Weekly Legislative Update. February 26 – 28, 2019
What they did
This week, a couple of significant bills passed out of committee and were added to the House floor calendar, one of which was H.3759, the education omnibus bill. This bill was revised in committee, but still includes the creation of a “Zero to Twenty Committee” to “monitor the state education and workforce pipeline to continually determine the education and training levels required by state employers” (which is similar to the mission of the Coordinating Council on Workforce Development).
H.3145 also passed out of committee. This bill would impose more transparency regulations on electric cooperatives, regulate their elections to make participation easier, and allow the Office of Regulatory Staff to audit them.
Finally, the House recalled S.326 from committee. This bill would move funds from SLED to reimburse costs of PTSD in firefighters and EMTs (read more here). This bill will now be debated in the House without having had a House committee vote.
Meanwhile, the Senate passed S.362, which creates a tax credit for solar energy farms; S.318, which allows state agencies to enter pay-for-success contracts (where the state pays only when the desired outcomes are achieved); and S.329, which extends a tax credit for geothermal machinery. The Senate also overrode the Governor’s veto of S.335, which amends the terms of several special purpose district commissioners in Aiken County. The Governor’s veto message states that the bill was an unconstitutional special law. The Senate, however, overrode the veto unanimously.
What they said
During a committee meeting considering S.259, which would fund eminent domain for floodplain acquisition and creation, Sen. Stephen Goldfinch (the bill sponsor) said the following:
“We think, at least Senator Scott and Senator Graham thinks that there is a benefit to the people of South Carolina and to local governments to establishing these opportunity zones and to growing these opportunity zones for economic development purposes and beyond.
So we, I personally agree with that, the stake holders personally agreed with that, and the thought was there is a vested interest everybody has in creating those opportunity zones and moving people, encouraging people, incentivizing people to move into those opportunity zones to create transition zones.”
This is a curious statement, given that the bill under consideration would fund the creation of floodplains, ostensibly in response to natural disasters, not the economic development program of “opportunity zones.”
What they filed
This week, lawmakers filed 82 new bills (not including all the honorary resolutions).
One of the most noteworthy examples is H.4142. This joint resolution would “urge” the SC Lottery Commission to attempt to retroactively amend the state’s contract with the national lottery game – so that the state will be able to collect the $60 million that would have gone to state income tax if the winner of the October 23, 2018 jackpot claimed the prize by the April deadline.
The bill also “strongly encourages” the commissioners to “to discuss with [their] counterparts in other states the benefits of such a provision to all states.” Of course, as the entire amount of prize money will be distributed to all 44 states that participated if it remains unclaimed, there would be very little benefit to the other states to allow the South Carolina government to collect its income tax cut anyway.

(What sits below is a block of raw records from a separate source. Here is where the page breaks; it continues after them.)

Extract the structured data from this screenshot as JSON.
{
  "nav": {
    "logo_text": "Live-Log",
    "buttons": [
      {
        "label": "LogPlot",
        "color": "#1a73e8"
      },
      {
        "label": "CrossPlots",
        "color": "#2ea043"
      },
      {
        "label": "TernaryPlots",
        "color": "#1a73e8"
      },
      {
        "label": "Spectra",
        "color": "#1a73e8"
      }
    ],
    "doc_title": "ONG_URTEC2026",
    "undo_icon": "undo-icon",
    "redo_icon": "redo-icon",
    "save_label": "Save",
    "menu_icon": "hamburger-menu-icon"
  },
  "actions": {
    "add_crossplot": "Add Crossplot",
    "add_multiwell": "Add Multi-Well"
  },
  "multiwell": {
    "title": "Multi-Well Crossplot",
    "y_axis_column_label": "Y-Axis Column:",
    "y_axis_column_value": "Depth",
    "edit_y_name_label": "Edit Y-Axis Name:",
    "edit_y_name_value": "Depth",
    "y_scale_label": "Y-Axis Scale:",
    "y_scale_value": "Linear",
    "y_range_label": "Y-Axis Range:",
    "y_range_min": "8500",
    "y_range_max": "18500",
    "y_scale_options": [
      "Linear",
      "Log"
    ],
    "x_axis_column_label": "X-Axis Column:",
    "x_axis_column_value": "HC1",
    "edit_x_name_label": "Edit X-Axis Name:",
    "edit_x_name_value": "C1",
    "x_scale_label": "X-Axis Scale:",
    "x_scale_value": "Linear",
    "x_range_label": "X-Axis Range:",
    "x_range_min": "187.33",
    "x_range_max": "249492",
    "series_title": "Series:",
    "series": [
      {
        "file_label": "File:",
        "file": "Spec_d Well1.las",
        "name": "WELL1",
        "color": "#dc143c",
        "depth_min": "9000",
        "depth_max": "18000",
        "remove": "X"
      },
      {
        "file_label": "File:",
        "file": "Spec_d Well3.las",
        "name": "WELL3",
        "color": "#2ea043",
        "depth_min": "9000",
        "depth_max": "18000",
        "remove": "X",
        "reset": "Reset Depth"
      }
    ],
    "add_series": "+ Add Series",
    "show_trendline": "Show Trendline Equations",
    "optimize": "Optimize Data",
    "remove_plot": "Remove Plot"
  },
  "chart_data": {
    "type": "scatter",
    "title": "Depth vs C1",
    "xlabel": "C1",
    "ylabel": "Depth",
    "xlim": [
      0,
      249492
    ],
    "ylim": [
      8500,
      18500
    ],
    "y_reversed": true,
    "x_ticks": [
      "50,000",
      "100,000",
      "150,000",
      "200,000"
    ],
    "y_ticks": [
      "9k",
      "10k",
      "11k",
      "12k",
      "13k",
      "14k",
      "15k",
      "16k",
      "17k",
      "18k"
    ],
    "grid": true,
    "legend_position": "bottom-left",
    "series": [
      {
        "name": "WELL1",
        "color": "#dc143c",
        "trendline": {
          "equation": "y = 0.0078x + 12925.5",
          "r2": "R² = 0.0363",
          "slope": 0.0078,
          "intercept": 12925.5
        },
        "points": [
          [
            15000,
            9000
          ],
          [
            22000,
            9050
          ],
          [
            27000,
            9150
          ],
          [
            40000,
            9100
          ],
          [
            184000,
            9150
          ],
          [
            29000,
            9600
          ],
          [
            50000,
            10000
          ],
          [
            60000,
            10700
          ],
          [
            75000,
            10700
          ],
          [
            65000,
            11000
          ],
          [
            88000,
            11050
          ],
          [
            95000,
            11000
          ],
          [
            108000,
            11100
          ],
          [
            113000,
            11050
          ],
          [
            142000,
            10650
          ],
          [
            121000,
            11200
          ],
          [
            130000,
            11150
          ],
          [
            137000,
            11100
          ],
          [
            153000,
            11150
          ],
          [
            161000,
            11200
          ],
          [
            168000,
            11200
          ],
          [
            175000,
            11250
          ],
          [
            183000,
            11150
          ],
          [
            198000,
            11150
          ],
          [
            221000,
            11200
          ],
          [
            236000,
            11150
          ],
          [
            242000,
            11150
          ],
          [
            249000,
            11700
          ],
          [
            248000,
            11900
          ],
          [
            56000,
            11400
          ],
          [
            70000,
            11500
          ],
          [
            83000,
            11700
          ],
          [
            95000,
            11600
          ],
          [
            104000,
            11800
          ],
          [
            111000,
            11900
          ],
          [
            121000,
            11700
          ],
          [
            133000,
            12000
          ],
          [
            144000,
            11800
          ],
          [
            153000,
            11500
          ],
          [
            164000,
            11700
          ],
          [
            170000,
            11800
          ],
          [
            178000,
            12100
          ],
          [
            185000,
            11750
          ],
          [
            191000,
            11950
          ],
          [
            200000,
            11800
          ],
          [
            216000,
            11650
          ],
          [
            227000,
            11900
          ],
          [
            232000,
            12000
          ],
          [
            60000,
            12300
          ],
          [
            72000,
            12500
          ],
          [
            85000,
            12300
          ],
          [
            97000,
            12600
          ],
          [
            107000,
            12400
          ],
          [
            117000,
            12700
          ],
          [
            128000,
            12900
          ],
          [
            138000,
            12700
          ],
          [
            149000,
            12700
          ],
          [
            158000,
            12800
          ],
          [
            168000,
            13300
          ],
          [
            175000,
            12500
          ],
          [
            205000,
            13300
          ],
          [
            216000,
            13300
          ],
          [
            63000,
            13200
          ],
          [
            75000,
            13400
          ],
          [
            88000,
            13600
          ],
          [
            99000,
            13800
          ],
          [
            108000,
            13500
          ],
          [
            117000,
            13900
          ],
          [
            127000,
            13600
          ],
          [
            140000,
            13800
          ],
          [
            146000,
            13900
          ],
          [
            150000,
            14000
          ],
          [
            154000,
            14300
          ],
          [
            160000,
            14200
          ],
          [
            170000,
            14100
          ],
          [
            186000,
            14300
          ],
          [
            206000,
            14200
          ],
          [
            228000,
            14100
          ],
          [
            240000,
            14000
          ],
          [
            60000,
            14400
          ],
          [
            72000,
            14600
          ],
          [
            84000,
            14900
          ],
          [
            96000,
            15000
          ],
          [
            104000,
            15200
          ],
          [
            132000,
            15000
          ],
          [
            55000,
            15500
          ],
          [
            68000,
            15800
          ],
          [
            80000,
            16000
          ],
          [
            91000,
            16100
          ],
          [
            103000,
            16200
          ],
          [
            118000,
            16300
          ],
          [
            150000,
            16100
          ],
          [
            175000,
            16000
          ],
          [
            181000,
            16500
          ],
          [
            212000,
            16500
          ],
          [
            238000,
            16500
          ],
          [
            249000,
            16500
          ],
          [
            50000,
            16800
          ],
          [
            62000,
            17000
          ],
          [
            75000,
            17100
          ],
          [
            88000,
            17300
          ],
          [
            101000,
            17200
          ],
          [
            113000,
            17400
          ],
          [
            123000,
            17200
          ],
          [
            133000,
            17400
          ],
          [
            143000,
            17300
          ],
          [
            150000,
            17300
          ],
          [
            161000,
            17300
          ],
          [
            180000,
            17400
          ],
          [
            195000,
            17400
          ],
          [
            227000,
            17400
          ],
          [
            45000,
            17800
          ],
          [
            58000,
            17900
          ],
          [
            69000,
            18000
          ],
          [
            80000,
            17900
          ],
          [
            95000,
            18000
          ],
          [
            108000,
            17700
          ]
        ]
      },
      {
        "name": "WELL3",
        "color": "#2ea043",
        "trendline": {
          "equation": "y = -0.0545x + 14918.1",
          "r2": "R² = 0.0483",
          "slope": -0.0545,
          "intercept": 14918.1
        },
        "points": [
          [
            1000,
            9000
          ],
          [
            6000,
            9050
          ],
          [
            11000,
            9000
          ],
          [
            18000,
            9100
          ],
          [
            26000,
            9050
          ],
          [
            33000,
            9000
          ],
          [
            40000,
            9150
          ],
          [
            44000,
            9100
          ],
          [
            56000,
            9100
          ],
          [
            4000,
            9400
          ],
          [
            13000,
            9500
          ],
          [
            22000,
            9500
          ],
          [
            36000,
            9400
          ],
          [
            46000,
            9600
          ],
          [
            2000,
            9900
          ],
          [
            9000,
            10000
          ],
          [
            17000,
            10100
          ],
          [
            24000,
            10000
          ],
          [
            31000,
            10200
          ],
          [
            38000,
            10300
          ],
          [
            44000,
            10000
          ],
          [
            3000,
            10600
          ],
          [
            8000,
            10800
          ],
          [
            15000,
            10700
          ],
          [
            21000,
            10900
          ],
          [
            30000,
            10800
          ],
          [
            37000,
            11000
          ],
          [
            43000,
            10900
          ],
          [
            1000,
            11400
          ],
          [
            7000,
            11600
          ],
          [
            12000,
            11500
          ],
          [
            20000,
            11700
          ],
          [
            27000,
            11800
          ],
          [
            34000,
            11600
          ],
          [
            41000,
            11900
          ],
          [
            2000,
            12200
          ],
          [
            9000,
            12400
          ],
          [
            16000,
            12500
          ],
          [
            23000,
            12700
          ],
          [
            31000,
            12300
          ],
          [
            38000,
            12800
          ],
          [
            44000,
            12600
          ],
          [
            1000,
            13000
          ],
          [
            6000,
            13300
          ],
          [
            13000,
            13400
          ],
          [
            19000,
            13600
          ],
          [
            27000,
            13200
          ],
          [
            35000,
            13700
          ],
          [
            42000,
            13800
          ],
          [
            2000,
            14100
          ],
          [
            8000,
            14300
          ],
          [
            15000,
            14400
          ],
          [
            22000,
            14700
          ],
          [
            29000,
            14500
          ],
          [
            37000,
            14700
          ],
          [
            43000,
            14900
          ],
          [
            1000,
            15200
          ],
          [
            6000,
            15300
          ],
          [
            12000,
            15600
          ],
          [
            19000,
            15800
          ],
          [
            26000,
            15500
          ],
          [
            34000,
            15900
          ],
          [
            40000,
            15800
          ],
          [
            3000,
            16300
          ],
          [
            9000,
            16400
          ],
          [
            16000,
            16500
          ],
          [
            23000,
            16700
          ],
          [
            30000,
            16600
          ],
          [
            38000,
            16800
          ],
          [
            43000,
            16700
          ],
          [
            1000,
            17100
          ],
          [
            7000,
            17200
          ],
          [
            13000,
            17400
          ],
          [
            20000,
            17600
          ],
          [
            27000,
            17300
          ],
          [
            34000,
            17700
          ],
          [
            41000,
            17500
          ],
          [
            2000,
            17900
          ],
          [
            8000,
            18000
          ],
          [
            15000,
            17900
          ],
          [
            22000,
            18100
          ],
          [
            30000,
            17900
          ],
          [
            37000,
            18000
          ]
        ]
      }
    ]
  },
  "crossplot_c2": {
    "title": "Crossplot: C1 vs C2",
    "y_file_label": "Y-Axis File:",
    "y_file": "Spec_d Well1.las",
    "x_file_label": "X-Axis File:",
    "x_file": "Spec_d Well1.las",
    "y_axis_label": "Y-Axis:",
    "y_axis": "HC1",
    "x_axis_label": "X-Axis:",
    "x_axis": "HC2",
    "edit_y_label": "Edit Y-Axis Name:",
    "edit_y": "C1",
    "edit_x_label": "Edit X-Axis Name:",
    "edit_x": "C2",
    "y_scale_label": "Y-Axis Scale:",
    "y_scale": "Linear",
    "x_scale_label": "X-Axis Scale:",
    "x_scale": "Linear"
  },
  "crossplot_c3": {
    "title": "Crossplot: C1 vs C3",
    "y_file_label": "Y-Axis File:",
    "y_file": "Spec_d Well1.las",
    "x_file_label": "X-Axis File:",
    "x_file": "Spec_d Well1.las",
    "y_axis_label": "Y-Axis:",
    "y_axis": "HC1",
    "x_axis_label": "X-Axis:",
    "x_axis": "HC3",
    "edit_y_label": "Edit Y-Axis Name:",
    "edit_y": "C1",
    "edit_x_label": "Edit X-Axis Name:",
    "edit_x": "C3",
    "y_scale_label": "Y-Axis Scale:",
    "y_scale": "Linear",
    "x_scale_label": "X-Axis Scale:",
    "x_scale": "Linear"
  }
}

Among the other bills that were filed was H.4087, which would prohibit individuals from owning or transporting guns or ammunition once convicted of a crime carrying a maximum prison sentence of over one year – a direct attack on 2nd Amendment rights. Conversely, S.590 would reform South Carolina’s asset forfeiture laws.
H.4077 would create a study committee comprised of lawmakers to study how to make local governments’ financial reports more accurate. H.4133 would create a tax credit for donating to a “community development fund” – a type of tax favor. And S.558 would make smoking with children in a car illegal – a bill with concerning implications for parental rights.